Reputation: 189
I have a Dictionary<string, string> object that has the following template of values:
Key = "data[0][name]" | Value = "Test"
Key = "data[0][type]" | Value = "Type Test"
Key = "data[0][description" | Value = "Description Test"
Key = "data[1][name]" | Value = "Test"
Key = "data[1][type]" | Value = "Type Test"
Key = "data[1][description" | Value = "Description Test"
Key = "data[2][name]" | Value = "Test"
Key = "data[2][type]" | Value = "Type Test"
Key = "data[2][description" | Value = "Description Test"

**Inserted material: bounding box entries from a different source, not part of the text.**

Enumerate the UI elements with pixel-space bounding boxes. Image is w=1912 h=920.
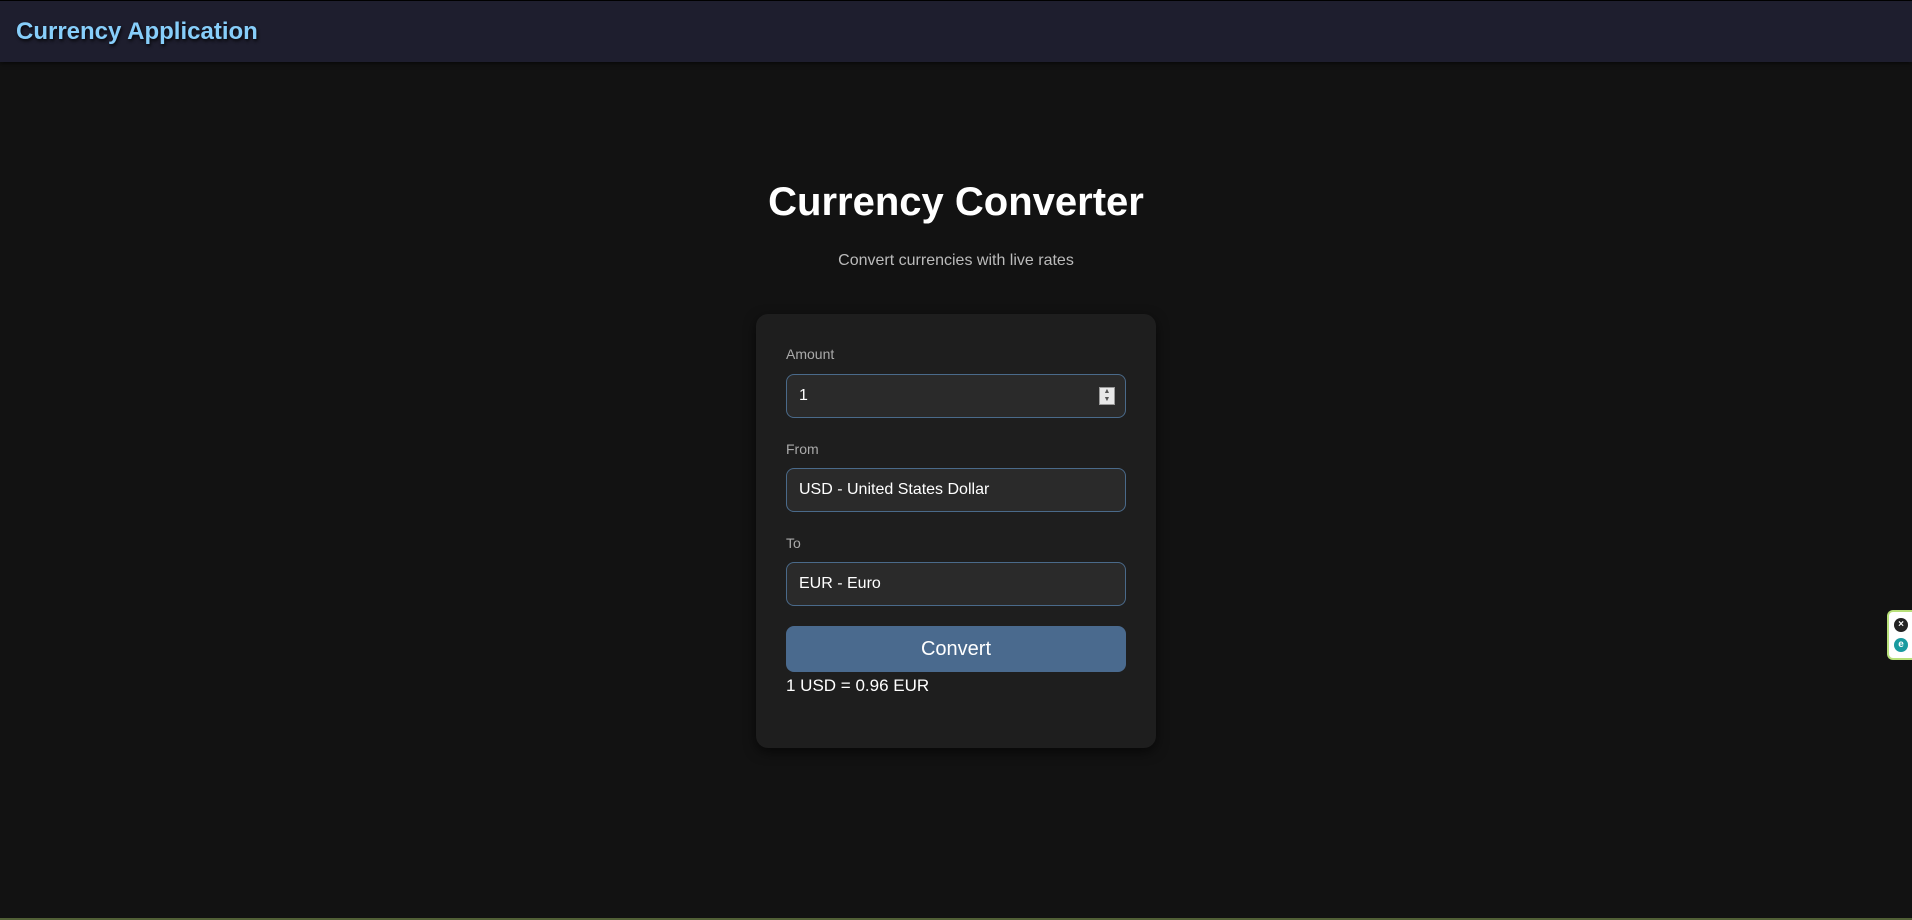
top-navbar: Currency Application <box>0 0 1912 62</box>
to-currency-value: EUR - Euro <box>799 575 881 592</box>
convert-button[interactable]: Convert <box>786 626 1126 672</box>
app-title[interactable]: Currency Application <box>16 18 258 46</box>
page-subtitle: Convert currencies with live rates <box>838 252 1074 269</box>
amount-label: Amount <box>786 346 835 362</box>
from-label: From <box>786 441 819 457</box>
page-title: Currency Converter <box>768 180 1144 224</box>
extension-logo-icon[interactable]: e <box>1894 638 1908 652</box>
converter-card: Amount 1 ▲ ▼ From USD - United States Dol… <box>756 314 1156 748</box>
from-currency-value: USD - United States Dollar <box>799 481 990 498</box>
to-currency-select[interactable]: EUR - Euro <box>786 562 1126 606</box>
amount-value: 1 <box>799 387 808 404</box>
conversion-result: 1 USD = 0.96 EUR <box>786 676 930 695</box>
to-label: To <box>786 535 801 551</box>
from-currency-select[interactable]: USD - United States Dollar <box>786 468 1126 512</box>
extension-widget[interactable]: × e <box>1887 610 1912 660</box>
stepper-arrows-icon[interactable]: ▲ ▼ <box>1099 387 1115 405</box>
amount-input[interactable]: 1 ▲ ▼ <box>786 374 1126 418</box>
close-icon[interactable]: × <box>1894 618 1908 632</box>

How can I parse this dictionary into their own objects with the values Name, Type, Description?
Upvotes: 0
Views: 309
Reputation: 507
Similar alternative:
using System;
using System.Linq;
using System.Collections.Generic;
//...
public struct DataItem
{
public string name;
public string type;
public string description;
}
//...
public List<DataItem> CustomFn(Dictionary<string,string> dict)
{
var list = new List<DataItem>();
int size = dict.Count/3;
for(int i=0; i<size; ++i)
{
Func<string,string> t = (key) => {
var dictkey = $"data[{i}][{key}]";
return dict.ContainsKey(dictkey) ? dict[dictkey] : null;
};
list.Add(new DataItem() {
name = t("name"),
type = t("type"),
description = t("description"),
});
}
return list;
}
update: check if key exists in dictionary
Upvotes: 0
Reputation: 416039
First you need to declare your class type:
public class MyItem
{
public string Name {get;set;}
public string Type {get; set;}
public string Description {get;set;}
}
If you were hoping to infer the type, that's technically possible using, say, a JSON or Tuple result, or maybe even generators or codegen/dynamic IL. But it's not really how .Net is made to work.
Then you can do something like this:
public IEnumerable<MyItem> GetItems(Dictionary<string, string> items)
{
// This assume every property is always populated
int numItems = items.Count / 3; // 3 is the number of properties.
for(int i = 0;i<numItems;i++)
{
yield reutrn new MyItem() {
Name = items[$"data[{i}][name]"],
Type = items[$"data[{i}][type]"],
Description = items[$"data[{i}][description]"]
};
}
}
If you can't infer how many items you might have based on the size of the dictionary alone, you're gonna have to parse out each item in the dictionary's Keys
property to figure it out. The same it true if you're not sure in advance what your properties will be.